A política existe como resultante de um contrato social que precede e ultrapassa todos os interesses particulares. Se se abandonar este princípio, reduzindo a política a uma ferramenta de "mercado", o espaço de que dispõem os políticos ficará irremediávelmente ameaçado, tendendo a desaparecer, pela simples razão de não ser possível ao mercado fixar valores para o interesse nacional, delimitando a equidade e solidariedade exigíveis. Se o colectivo nacional não é um dogma mas sim uma opção, ninguém disporá dos meios capazes para fundamentar essa opção com critérios idênticos aos que guiam a sua acção na gestão dos próprios interesses. Não há dogma económico que se possa substituir à evidência geográfica e histórica de uma nação. As democracias liberais sempre distinguiram e fizeram questão na distinção, entre esfera pública e privada, conciliando a lógica unidimensional dos interesses com a tradição humanista de que toda a pessoa é um sujeito. O cidadão moderno era um ser bidimensional, preservando uma certa unidade interior em cada uma das facetas da sua vida.

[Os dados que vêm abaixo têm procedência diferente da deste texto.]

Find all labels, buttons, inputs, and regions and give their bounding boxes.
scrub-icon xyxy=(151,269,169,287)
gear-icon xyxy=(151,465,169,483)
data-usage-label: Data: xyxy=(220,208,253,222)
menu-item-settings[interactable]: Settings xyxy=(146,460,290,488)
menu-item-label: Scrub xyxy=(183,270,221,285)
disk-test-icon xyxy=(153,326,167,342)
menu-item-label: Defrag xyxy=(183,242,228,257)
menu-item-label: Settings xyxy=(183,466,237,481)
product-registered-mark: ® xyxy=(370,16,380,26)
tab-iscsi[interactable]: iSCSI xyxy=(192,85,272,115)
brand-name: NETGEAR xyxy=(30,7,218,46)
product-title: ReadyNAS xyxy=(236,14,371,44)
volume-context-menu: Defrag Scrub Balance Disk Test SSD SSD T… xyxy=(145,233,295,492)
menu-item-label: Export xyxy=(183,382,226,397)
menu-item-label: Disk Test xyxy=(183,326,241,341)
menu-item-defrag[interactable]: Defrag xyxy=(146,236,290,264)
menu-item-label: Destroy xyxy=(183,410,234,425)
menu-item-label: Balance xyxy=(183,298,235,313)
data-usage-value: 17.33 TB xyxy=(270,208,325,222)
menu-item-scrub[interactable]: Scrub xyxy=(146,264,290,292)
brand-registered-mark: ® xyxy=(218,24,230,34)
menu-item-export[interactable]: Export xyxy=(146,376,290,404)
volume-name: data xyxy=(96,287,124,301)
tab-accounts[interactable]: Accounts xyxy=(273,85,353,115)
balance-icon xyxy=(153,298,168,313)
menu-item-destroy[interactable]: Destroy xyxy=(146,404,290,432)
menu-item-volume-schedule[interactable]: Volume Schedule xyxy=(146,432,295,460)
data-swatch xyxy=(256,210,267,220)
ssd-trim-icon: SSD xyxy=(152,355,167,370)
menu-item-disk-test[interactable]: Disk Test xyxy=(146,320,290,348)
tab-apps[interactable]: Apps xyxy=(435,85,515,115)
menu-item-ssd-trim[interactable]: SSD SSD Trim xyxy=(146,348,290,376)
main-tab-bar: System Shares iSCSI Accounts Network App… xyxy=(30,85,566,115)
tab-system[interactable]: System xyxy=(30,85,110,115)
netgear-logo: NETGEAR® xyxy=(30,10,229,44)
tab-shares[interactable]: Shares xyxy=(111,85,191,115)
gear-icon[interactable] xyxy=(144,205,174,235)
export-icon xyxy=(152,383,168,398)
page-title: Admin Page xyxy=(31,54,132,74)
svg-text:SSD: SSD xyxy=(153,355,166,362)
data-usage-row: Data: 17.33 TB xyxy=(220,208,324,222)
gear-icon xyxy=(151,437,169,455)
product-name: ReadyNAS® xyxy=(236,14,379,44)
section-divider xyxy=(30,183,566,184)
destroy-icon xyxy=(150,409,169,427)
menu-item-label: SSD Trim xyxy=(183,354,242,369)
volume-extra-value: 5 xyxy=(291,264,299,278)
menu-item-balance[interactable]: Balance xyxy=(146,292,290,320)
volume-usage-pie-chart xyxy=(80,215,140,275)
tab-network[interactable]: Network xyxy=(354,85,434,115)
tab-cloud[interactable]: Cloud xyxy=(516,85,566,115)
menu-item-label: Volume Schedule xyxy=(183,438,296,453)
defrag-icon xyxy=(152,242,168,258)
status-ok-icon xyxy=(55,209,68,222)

Abandonando o postulado da proeminência da política, a separação entre público e privado banaliza-se, pulverizando a ideia de próprio sujeito, pilar fundamental da democracia liberal. O mesmo homem pode pertencer, em simultâneo, a um partido político, a uma administração de empresa, a uma associação representativa dos cidadãos, mas perante a impossibilidade de se dividir infinitamente, não escapará a um conflito de interesses. Assim, quais os problemas a tratar e como os hierarquizar. Ao perder a dimensão temporal, fechando-se em situações em vez de se organizar à volta de princípios, o debate político esvazia-se de substância. O passo seguinte é a "mediatização" em crescendo a que se assiste hoje em dia, para gáudio dos "media", em que o efémero se substitui à consciência de um destino comúm, vivido em continuidade.
O homem político, a par do jornalista, organiza as percepções colectivas. Vivem um do outro, gerem o tempo e a imagem. As conferências de imprensa ultrapassaram, em mediatismo, as cimeiras de chefes de estado. A televisão impõe o seu ritmo ao próprio debate político. O político tenta gerir percepções, tão efémeras quanto os interesses que as sustentam. Temos, doravante, uma sociedade fragmentada, sem memória, que só encontra a unidade na sucessão das imagens que os "media" lhe devolvem de si mesma, a cada semana.
Talvez assim se perceba a polémica, feita de avanços e recuos, em relação aos frente a frente televisivos, protagonizada pelos actores levados à boca de cena, neste acto de eleições legislativas. Uma má "performance" e a sala fica às moscas.